Climate data for Fuzhou, elevation 49 m (161 ft), (Linchuan District) (1991–2020 normals)
| Month | Jan | Feb | Mar | Apr | May | Jun | Jul | Aug | Sep | Oct | Nov | Dec | Year |
| Mean daily maximum °C (°F) | 9.8 (49.6) | 13.1 (55.6) | 17.8 (64.0) | 23.7 (74.7) | 28.3 (82.9) | 30.7 (87.3) | 34.7 (94.5) | 34.5 (94.1) | 30.1 (86.2) | 25.1 (77.2) | 18.7 (65.7) | 12.4 (54.3) | 23.2 (73.8) |
| Daily mean °C (°F) | 6.2 (43.2) | 8.8 (47.8) | 13.3 (55.9) | 18.9 (66.0) | 23.8 (74.8) | 26.6 (79.9) | 30.0 (86.0) | 29.7 (85.5) | 25.7 (78.3) | 20.6 (69.1) | 14.3 (57.7) | 8.1 (46.6) | 18.8 (65.9) |
| Mean daily minimum °C (°F) | 3.7 (38.7) | 5.9 (42.6) | 10.2 (50.4) | 15.4 (59.7) | 20.4 (68.7) | 23.7 (74.7) | 26.5 (79.7) | 26.2 (79.2) | 22.5 (72.5) | 17.3 (63.1) | 11.1 (52.0) | 5.1 (41.2) | 15.7 (60.2) |
| Average precipitation mm (inches) | 74.2 (2.92) | 103.4 (4.07) | 216.5 (8.52) | 210.9 (8.30) | 281.6 (11.09) | 332.8 (13.10) | 202.2 (7.96) | 116.5 (4.59) | 74.1 (2.92) | 45.4 (1.79) | 110.5 (4.35) | 73.7 (2.90) | 1,841.8 (72.51) |
| Average precipitation days (≥ 0.1 mm) | 13.4 | 13.3 | 18.3 | 15.9 | 16.1 | 17.1 | 10.5 | 10.2 | 8.6 | 7.3 | 11.5 | 9.9 | 152.1 |
| Average snowy days | 2.4 | 1.3 | 0.1 | 0 | 0 | 0 | 0 | 0 | 0 | 0 | 0.1 | 0.7 | 4.6 |
| Average relative humidity (%) | 78 | 78 | 78 | 75 | 75 | 79 | 70 | 71 | 75 | 73 | 77 | 75 | 75 |
| Mean monthly sunshine hours | 72.0 | 76.8 | 90.7 | 119.7 | 136.2 | 119.6 | 225.4 | 220.6 | 156.1 | 146.4 | 117.3 | 111.8 | 1,592.6 |
| Percentage possible sunshine | 22 | 24 | 24 | 31 | 32 | 29 | 53 | 55 | 43 | 41 | 37 | 35 | 36 |
Source: China Meteorological Administration

==Transportation==
- Nanchang-Fuzhou Express railway (major service in Linchuan district; additional service in Nancheng County and Nanfeng County) The Changsha-Xiamen (Fuzhou) high-speed railway line is about 635 kilometers long, of which the newly planned line in Fujian is about 410 kilometers long, with a designed speed of 350 kilometers per hour.
- Yingtan-Xiamen Railway (limited service, available in Zixi County only)The Yingtan-Xiamen Railway starts from Yingtan Station in the north and ends at Xiamen Station in the south.

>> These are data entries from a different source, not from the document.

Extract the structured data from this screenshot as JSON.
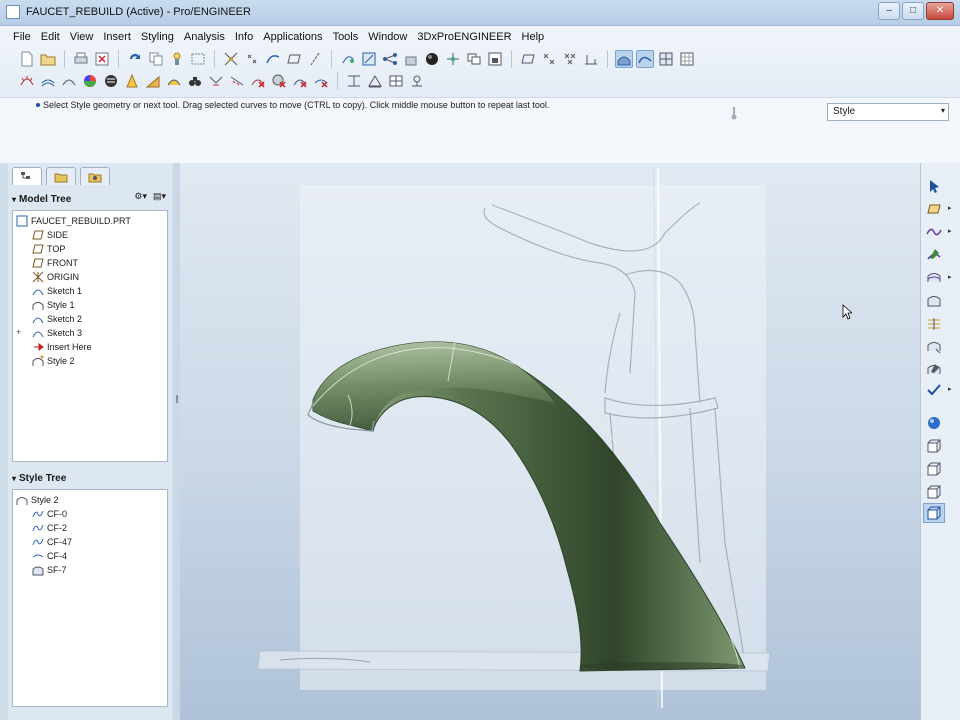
{
  "window": {
    "title": "FAUCET_REBUILD (Active) - Pro/ENGINEER",
    "minimize": "–",
    "maximize": "□",
    "close": "✕"
  },
  "menu": [
    "File",
    "Edit",
    "View",
    "Insert",
    "Styling",
    "Analysis",
    "Info",
    "Applications",
    "Tools",
    "Window",
    "3DxProENGINEER",
    "Help"
  ],
  "message": {
    "text": "Select Style geometry or next tool. Drag selected curves to move (CTRL to copy). Click middle mouse button to repeat last tool."
  },
  "filter": {
    "selected": "Style",
    "arrow": "▾"
  },
  "model_tree": {
    "header": "Model Tree",
    "items": [
      {
        "label": "FAUCET_REBUILD.PRT",
        "icon": "part-icon"
      },
      {
        "label": "SIDE",
        "icon": "datum-plane-icon"
      },
      {
        "label": "TOP",
        "icon": "datum-plane-icon"
      },
      {
        "label": "FRONT",
        "icon": "datum-plane-icon"
      },
      {
        "label": "ORIGIN",
        "icon": "coordinate-system-icon"
      },
      {
        "label": "Sketch 1",
        "icon": "sketch-icon"
      },
      {
        "label": "Style 1",
        "icon": "style-feature-icon"
      },
      {
        "label": "Sketch 2",
        "icon": "sketch-icon"
      },
      {
        "label": "Sketch 3",
        "icon": "sketch-icon"
      },
      {
        "label": "Insert Here",
        "icon": "insert-arrow-icon"
      },
      {
        "label": "Style 2",
        "icon": "style-feature-icon"
      }
    ]
  },
  "style_tree": {
    "header": "Style Tree",
    "items": [
      {
        "label": "Style 2",
        "icon": "style-feature-icon"
      },
      {
        "label": "CF-0",
        "icon": "curve-icon"
      },
      {
        "label": "CF-2",
        "icon": "curve-icon"
      },
      {
        "label": "CF-47",
        "icon": "curve-icon"
      },
      {
        "label": "CF-4",
        "icon": "curve-icon"
      },
      {
        "label": "SF-7",
        "icon": "surface-icon"
      }
    ]
  },
  "colors": {
    "accent": "#2a5fb0",
    "surface_green": "#4f6b42",
    "viewport_top": "#e1e9f2",
    "viewport_bottom": "#afc2d9"
  }
}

It is 705 kilometers long and has 99 stations (including the Zhangzhou branch line).
- Hangzhou–Changsha High-Speed Railway: Fuzhou East Railway Station in Dongxiang District

==Recent history==
- On 23 May 2010, a train traveling from Shanghai to Guilin derailed here due to landslides damaging the track.

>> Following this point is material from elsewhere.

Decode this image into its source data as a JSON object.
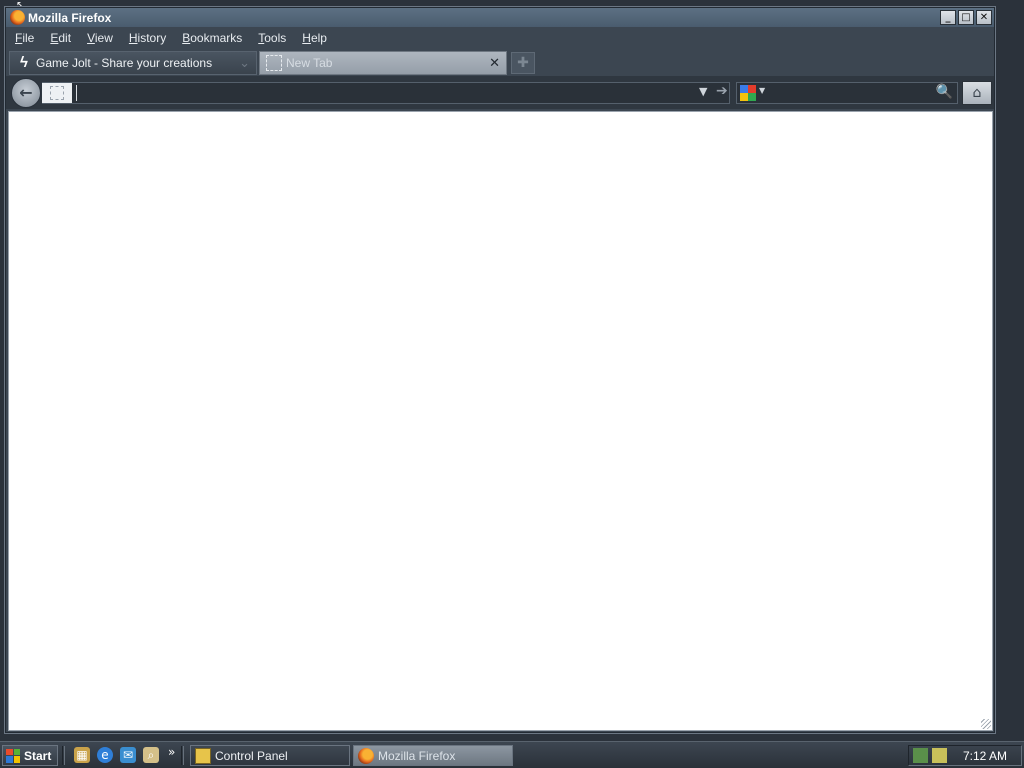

- On 26 May 2011, three explosions struck government buildings. Two people were killed and at least six injured in the blasts. The cause of the blasts is being investigated.

==Famous people==
Fuzhou is historically important as the home (specifically Linchuan) of Wang Anshi, the famous reformist prime minister of Song dynasty, Zeng Gong, an influential scholar and historian of the Song dynasty, and Tang Xianzu, the great Ming dynasty dramatist. Chinese neurobiologist Rao Yi was born in Nancheng County of Fuzhou, Jiangxi province. Longtime backup People's Liberation Army Astronaut Corps taikonaut Deng Qingming who finally flew on Shenzhou 15 after 24 years of waiting was born in Yihuang County of Fuzhou, Jiangxi province.